Au quotidien n°334 : l’euthanasie menace la vie en Italie aussi

Rédigé par la rédaction le dans Politique/Société

Au quotidien n°334 : l’euthanasie menace la vie en Italie aussi
Filippo Boscia, président de l’Association des Médecins catholiques italiens (AMCI)

L’association des médecins catholiques italiens vient de publier un manifeste pour dénoncer les avancées en matière d’euthanasie, comme le rapporte le quotidien Présent (2 février 2022).

Alors que le parlement italien examine un projet de loi qui, s’il était adopté, légaliserait l’euthanasie, l’Association des Médecins catholiques italiens (AMCI) a publié le 18 janvier un manifeste intitulé : « Le médecin est pour la vie.
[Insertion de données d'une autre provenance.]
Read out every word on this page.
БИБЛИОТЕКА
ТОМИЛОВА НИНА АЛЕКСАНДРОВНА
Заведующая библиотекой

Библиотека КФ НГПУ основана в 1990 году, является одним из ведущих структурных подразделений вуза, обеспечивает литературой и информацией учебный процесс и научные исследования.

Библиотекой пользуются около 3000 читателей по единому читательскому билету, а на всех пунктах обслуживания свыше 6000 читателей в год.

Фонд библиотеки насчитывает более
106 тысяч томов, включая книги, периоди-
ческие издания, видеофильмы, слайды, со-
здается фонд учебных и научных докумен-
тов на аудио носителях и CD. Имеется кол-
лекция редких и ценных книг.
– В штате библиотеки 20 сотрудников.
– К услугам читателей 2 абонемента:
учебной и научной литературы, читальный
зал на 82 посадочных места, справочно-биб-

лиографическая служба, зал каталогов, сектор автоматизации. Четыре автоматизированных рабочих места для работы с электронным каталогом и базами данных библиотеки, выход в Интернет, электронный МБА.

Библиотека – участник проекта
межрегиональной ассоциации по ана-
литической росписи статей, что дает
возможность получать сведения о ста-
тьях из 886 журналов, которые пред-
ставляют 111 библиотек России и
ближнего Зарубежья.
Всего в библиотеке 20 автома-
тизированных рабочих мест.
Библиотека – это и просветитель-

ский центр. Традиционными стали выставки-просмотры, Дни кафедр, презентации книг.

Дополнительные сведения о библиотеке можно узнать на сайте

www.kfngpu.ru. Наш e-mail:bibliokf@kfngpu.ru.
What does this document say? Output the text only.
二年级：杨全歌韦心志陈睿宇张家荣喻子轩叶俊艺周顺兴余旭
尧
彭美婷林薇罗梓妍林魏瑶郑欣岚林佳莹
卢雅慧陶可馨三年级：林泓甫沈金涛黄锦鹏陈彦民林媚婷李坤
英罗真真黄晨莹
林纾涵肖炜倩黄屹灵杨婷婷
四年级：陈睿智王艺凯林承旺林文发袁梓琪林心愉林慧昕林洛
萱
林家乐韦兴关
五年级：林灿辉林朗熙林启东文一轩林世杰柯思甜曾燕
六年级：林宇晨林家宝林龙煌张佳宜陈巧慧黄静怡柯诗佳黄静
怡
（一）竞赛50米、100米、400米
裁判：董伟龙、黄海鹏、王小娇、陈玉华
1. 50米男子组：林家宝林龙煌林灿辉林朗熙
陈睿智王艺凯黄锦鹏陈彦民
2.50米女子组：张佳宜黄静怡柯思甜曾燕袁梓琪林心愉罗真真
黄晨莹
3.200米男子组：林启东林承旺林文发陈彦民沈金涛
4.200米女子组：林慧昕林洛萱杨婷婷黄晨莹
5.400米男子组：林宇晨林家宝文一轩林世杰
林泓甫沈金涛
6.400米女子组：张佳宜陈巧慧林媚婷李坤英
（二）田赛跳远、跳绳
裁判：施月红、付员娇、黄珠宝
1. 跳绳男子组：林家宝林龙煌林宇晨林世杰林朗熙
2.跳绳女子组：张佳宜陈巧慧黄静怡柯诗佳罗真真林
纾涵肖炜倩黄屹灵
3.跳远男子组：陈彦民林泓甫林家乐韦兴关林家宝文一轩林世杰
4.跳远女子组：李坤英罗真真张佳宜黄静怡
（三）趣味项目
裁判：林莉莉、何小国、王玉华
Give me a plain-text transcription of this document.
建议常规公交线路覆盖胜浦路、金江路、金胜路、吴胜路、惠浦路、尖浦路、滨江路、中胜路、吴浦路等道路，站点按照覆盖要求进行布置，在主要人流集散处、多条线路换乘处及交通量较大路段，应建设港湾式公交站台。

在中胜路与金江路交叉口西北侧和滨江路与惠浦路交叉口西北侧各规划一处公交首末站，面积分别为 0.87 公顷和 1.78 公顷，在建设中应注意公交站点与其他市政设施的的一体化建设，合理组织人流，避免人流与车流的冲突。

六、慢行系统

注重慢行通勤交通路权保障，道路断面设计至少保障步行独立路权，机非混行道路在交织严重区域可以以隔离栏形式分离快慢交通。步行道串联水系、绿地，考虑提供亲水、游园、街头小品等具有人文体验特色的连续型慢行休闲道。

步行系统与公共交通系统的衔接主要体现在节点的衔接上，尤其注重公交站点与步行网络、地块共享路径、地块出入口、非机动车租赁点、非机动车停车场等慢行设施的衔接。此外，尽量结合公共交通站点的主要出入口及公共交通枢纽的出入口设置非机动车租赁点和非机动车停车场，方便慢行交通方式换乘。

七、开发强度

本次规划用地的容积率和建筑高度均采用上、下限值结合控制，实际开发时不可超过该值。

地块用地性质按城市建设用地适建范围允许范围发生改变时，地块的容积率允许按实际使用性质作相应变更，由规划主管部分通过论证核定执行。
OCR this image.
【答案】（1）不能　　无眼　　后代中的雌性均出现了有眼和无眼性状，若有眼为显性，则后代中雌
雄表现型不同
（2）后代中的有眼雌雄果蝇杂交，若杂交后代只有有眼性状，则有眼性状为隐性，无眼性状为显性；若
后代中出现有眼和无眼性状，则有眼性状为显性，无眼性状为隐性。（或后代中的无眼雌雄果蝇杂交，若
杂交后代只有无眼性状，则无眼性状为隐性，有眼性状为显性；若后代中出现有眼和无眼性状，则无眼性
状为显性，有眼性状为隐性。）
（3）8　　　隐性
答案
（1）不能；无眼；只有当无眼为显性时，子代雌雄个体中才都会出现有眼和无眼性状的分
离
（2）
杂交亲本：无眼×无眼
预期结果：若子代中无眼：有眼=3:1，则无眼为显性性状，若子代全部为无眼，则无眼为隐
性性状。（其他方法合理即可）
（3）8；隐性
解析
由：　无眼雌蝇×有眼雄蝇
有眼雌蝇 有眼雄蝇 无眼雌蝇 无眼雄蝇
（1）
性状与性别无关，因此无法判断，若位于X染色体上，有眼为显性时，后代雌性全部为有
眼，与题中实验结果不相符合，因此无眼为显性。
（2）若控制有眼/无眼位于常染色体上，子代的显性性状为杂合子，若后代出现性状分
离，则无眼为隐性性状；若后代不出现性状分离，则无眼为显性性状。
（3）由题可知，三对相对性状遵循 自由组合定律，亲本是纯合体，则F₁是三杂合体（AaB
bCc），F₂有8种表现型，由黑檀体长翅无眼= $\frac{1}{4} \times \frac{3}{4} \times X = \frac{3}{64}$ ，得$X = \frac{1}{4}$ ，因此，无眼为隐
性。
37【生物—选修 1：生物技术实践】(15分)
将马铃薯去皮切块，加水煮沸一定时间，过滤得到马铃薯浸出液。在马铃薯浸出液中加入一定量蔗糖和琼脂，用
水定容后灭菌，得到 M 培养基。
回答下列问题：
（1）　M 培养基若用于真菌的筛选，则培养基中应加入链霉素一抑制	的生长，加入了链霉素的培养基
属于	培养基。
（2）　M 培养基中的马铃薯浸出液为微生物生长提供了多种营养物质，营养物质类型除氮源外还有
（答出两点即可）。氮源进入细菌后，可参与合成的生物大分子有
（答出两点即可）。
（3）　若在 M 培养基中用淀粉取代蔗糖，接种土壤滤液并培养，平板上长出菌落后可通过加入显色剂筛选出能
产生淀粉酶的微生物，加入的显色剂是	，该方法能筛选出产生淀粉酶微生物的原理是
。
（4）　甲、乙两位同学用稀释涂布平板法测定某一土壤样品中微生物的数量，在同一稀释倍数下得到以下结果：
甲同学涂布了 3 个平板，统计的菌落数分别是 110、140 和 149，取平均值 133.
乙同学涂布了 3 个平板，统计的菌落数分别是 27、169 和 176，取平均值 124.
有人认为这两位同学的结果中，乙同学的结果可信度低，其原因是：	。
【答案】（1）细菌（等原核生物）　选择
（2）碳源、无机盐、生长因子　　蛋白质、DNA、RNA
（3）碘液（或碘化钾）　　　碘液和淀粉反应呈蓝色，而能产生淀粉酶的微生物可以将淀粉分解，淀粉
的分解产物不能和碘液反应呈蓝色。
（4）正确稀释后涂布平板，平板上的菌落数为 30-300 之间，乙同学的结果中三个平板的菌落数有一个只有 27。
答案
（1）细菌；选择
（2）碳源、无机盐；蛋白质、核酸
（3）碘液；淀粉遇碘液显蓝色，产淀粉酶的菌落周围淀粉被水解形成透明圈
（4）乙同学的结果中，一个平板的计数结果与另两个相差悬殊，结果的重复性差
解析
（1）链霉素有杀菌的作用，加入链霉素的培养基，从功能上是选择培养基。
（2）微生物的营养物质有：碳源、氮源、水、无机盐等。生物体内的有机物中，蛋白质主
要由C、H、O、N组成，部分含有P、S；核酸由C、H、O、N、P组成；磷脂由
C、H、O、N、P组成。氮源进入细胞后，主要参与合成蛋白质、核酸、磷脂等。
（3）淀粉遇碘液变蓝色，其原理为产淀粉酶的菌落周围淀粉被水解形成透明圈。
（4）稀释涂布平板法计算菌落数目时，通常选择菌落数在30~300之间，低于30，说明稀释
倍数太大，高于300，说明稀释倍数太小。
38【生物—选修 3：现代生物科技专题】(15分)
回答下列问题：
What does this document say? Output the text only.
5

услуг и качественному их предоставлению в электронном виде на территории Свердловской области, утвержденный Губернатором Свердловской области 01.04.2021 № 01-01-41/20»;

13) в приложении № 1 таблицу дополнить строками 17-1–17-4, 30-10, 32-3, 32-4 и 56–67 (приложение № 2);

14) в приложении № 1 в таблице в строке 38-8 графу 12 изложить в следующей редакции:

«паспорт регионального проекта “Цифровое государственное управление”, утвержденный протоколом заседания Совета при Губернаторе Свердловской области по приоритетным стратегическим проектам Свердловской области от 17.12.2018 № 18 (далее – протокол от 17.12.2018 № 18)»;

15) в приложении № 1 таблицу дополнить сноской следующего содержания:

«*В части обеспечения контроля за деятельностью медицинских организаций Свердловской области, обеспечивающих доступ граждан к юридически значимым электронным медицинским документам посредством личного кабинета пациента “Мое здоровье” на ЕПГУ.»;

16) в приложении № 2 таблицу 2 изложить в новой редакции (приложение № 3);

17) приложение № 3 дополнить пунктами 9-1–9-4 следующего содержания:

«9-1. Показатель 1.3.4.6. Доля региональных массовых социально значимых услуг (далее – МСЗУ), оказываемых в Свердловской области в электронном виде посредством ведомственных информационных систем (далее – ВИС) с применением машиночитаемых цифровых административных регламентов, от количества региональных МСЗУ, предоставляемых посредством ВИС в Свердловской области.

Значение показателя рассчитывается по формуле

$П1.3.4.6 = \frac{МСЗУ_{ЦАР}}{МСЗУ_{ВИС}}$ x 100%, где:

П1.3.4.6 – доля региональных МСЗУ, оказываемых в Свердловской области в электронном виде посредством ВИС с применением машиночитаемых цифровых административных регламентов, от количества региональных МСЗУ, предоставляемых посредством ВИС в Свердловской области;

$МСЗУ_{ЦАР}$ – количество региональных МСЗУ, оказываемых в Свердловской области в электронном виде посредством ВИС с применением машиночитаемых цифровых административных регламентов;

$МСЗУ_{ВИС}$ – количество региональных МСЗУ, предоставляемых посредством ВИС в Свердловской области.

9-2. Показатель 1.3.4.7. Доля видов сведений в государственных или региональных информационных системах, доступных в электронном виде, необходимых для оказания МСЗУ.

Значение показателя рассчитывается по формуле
Non à l’inhumain raisonnable par pitié. » Dans ce manifeste, les médecins s’inquiètent de la distinction qui commence à être faite « entre ?vie” et ?non vie”, entre ?digne” et ?indigne”, entre ?mourir dans la dignité” et ?mourir sans dignité”, étiquetant ainsi de nombreuses conditions de vie fragile par des jugements subjectifs et arbitraires ».

« Nous reconnaissons que la demande de suicide assisté ou d’euthanasie découle souvent d’un refus de continuer à vivre dans des conditions de précarité et de grande souffrance, mais nous devons faire très attention à ne pas accepter facilement l’inhumain par pitié, l’inhumain raisonnable par compassion », appellent les membres de l’AMCI dans ce manifeste signé par le président de l’association, le professeur Filippo Boscia.

(…)

« Dans le processus de mort, l’action du médecin doit être une action d’accompagnement, d’empathie, de proximité humaine et d’engagement professionnel, en renonçant évidemment toujours aux thérapies disproportionnées ou extraordinaires, inutiles, futiles et lourdes », mais le suicide assisté et l’euthanasie ne peuvent pas et ne doivent pas faire partie de la pratique du médecin, car il y a « incompatibilité absolue entre l’action médicale et le meurtre ».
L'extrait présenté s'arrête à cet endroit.